Kalau nilai gulden dulu ekuivalen 50 kali nilai euro kini, upah tersebut ekuivalen Rp 50.000 per hari. Kalau nilainya 20 kali, upah tersebut ekuivalen Rp 20.000 per hari. Itu sedikit lebih tinggi daripada standar Bank Dunia bahwa yang punya pendapatan di bawah 2 dollar AS per hari tergolong miskin. Dengan standar tersebut, jumlah kelompok miskin 50 persen penduduk Indonesia atau di atas 120 juta orang. Bandingkan dengan Malaysia yang kelompok miskinnya sekitar 7 persen dari jumlah penduduk. Padahal, alam Indonesia lebih kaya dibandingkan dengan Malaysia.

Fitrah manusia yang tinggal di wilayah Nusantara ialah bahwa mereka terdiri dari berbagai suku, etnis, dan ras. Ada ratusan suku hidup di wilayah itu. Mereka juga majemuk dalam hal agama. Ada sejumlah agama penduduk asli di sejumlah tempat.

Perjuangan panjang sporadis secara militer melawan Belanda di beberapa daerah telah gagal. Muncullah kesadaran bahwa perjuangan merebut kemerdekaan harus dilakukan bersama-sama dalam bidang politik.

Syukur ada cukup banyak pemuda yang mendapat pendidikan tinggi dari berbagai suku dan agama.
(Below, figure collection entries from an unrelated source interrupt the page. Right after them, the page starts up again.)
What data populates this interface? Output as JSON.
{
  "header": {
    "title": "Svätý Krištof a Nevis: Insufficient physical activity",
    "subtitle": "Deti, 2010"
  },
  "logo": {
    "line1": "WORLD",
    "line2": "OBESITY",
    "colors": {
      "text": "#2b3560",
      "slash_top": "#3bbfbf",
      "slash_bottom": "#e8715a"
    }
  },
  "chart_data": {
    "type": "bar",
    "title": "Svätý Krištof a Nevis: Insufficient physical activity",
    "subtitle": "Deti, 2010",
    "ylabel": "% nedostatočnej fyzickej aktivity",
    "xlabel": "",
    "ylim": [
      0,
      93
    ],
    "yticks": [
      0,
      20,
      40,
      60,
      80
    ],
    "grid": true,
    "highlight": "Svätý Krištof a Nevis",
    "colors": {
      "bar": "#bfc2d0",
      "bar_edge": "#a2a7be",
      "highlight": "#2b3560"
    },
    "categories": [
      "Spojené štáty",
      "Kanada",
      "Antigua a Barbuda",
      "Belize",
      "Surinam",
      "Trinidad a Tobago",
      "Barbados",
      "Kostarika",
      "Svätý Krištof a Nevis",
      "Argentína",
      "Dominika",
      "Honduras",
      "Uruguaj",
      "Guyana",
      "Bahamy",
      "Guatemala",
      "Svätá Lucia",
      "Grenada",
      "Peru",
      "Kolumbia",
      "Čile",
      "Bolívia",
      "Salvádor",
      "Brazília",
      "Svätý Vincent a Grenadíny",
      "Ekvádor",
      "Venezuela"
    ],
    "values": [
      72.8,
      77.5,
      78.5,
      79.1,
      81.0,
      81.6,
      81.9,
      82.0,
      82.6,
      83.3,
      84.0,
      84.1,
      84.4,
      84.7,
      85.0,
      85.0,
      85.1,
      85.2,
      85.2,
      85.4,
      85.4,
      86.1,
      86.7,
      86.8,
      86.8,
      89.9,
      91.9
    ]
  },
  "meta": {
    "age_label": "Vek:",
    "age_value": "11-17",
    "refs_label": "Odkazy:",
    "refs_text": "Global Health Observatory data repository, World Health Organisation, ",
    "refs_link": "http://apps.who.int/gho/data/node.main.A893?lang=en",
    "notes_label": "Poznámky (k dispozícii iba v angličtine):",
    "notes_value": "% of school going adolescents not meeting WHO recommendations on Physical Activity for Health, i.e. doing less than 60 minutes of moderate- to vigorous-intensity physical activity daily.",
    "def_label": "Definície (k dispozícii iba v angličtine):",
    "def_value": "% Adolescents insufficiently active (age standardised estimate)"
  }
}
Mereka berjuang mempersatukan warga Nusantara dengan beragam latar belakang.

Ikatan Kebersamaan

Menurut Bung Karno, Bapak Nasionalisme Indonesia adalah EFE Douwes Dekker (Setiabudi). Bersama Dr Tjipto Mangunkusumo dan Suwardi Suryaningrat, Setiabudi telah berpikir tentang suatu bangsa yang bukan diikat oleh sentimen primordial, kesamaan agama atau geografis, melainkan proklamasi sederhana tentang rasa kesetiakawanan bangsa yang membebaskan.

Bung Hatta dan kawan-kawan melalui Perhimpunan Indonesia di Belanda pada 1924 menerbitkan jurnal Indonesia Merdeka. Mahasiswa Jawa di Al-Azhar Kairo pada 1922 bergabung dalam Kesejahteraan Mahasiswa Jawa Al-Azhar. Mereka juga membaca jurnal Indonesia Merdeka.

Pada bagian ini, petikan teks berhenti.